Vitter's non-binding amendment sought to end the cellphone portion of the program.
Outgoing Federal Communications Commission Chairman Julius Genachowski fired back at the sponsors of the amendment in a statement late on Friday.
“The Lifeline program has helped some of our most vulnerable citizens connect to emergency services, doctors and family in times of crisis," he said. "It has been a literal lifeline for these Americans -- and in today’s era, with a third of Americans having cut the cord to wireline phone service, it’s appropriate that Lifeline supports wireless service."

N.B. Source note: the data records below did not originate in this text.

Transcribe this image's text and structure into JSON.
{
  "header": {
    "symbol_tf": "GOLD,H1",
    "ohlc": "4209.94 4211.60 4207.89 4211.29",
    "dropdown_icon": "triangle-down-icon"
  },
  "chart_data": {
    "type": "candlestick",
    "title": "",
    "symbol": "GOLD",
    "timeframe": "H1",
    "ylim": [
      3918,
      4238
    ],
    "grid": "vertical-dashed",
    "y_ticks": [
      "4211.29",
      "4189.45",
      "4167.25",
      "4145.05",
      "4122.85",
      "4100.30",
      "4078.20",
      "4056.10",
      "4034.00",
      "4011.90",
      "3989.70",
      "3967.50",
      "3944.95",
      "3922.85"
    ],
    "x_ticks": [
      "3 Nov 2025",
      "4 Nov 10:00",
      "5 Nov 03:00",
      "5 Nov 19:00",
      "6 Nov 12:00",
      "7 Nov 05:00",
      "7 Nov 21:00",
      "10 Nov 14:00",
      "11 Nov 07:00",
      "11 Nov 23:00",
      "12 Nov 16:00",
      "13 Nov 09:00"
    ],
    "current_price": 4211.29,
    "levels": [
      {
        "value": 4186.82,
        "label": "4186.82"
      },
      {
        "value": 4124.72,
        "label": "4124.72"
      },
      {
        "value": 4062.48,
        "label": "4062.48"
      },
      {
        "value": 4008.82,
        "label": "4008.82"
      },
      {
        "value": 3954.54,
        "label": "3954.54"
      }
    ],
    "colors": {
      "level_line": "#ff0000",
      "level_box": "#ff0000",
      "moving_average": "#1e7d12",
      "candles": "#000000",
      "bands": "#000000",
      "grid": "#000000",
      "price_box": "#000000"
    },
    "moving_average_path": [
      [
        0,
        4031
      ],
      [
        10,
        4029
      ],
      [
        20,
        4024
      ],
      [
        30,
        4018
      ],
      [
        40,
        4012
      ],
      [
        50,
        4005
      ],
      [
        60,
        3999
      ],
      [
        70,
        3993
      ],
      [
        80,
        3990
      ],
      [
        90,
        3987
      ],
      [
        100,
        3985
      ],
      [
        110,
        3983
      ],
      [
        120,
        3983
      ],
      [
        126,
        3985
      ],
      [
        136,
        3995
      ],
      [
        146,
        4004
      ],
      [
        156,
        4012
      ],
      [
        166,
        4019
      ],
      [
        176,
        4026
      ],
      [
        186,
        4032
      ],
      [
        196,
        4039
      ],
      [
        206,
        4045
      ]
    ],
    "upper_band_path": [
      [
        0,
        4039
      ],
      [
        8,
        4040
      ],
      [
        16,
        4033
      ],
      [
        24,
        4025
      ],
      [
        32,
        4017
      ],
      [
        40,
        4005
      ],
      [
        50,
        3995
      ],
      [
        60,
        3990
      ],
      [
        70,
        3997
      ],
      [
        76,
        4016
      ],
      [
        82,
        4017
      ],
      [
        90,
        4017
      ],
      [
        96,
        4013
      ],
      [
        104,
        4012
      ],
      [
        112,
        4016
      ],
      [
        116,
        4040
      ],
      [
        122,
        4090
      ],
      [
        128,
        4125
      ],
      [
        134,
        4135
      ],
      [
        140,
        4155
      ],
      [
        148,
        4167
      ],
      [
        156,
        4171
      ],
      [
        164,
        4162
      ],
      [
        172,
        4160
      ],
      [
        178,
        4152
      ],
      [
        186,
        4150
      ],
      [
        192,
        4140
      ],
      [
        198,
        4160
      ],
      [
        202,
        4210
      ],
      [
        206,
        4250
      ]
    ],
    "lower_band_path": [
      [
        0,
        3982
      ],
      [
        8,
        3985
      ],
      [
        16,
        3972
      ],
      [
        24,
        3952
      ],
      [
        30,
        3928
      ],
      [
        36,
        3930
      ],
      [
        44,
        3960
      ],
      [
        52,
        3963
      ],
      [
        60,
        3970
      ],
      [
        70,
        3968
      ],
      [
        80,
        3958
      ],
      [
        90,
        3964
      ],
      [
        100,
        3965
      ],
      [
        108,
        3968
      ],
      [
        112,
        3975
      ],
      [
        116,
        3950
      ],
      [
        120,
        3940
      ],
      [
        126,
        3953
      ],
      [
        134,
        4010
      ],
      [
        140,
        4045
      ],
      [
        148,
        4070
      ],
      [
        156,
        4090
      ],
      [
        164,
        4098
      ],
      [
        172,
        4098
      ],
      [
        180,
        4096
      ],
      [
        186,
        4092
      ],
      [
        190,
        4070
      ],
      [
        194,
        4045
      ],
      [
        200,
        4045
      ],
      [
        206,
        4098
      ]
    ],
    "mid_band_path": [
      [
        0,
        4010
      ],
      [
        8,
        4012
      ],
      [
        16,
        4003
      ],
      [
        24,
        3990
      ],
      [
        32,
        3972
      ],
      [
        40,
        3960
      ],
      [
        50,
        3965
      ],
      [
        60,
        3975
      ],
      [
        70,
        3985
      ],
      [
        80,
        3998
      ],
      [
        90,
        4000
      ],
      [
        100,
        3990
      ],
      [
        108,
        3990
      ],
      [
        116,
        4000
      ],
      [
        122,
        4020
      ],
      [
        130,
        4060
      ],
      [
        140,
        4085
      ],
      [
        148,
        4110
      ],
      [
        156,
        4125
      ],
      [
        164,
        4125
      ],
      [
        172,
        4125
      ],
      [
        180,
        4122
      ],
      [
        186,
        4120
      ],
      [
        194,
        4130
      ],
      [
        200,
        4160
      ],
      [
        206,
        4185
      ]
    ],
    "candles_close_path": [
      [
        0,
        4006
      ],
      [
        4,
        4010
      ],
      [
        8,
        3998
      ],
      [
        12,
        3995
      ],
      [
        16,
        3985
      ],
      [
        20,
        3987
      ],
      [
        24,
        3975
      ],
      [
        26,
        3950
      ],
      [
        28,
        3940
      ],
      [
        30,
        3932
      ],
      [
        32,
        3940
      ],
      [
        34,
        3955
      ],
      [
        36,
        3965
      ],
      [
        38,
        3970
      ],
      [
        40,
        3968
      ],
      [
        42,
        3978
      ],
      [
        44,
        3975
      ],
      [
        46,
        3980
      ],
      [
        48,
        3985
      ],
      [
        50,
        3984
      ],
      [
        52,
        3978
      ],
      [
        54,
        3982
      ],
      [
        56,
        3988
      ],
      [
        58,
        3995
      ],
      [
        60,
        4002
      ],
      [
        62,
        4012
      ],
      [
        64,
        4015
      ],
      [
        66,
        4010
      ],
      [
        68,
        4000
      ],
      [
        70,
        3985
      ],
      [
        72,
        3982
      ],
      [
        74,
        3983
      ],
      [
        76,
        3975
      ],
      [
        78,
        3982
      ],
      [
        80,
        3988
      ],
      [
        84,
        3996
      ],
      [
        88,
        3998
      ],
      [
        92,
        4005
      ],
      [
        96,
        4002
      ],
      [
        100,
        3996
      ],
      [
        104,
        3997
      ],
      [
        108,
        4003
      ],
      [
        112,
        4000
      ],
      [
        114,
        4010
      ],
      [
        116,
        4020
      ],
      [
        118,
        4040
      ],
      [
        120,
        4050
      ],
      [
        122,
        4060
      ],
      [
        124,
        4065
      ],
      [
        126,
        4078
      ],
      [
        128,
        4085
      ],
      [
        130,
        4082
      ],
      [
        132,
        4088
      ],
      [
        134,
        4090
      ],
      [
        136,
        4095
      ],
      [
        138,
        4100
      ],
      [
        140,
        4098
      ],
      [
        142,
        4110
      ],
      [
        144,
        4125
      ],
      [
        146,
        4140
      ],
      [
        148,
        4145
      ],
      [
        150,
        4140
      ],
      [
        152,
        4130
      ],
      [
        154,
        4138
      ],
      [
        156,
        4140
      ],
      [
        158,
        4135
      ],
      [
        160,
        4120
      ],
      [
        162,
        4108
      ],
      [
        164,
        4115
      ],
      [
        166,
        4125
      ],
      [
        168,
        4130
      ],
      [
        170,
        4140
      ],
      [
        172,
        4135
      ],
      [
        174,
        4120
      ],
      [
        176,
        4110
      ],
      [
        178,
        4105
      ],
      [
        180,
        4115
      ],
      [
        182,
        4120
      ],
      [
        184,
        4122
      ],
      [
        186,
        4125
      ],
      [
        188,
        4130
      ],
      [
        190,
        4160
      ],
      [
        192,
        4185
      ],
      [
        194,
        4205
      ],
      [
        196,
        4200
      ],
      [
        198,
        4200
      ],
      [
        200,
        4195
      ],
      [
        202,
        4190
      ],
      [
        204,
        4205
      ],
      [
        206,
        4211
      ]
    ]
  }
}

He touted the commission's efforts to curb waste and abuse in the program.
"This FCC inherited a number of [Universal Service Fund] programs that lacked proper controls, but we acted quickly and aggressively to correct course, saving more than $200 million last year in Lifeline and putting us on track to save $2 billion by the end of 2014," Genachowski said. "We took these steps precisely because Lifeline is so vital to millions of Americans in need.”
FCC Commissioner Mignon Clyburn, the agency's most vocal defender of Lifeline, said the amendment failed to take into account how important Lifeline is to low-income families.
"The Commission is open to making additional adjustments where necessary, but in no uncertain terms should qualifying low-income consumers who have followed the rules, be refused service," she said.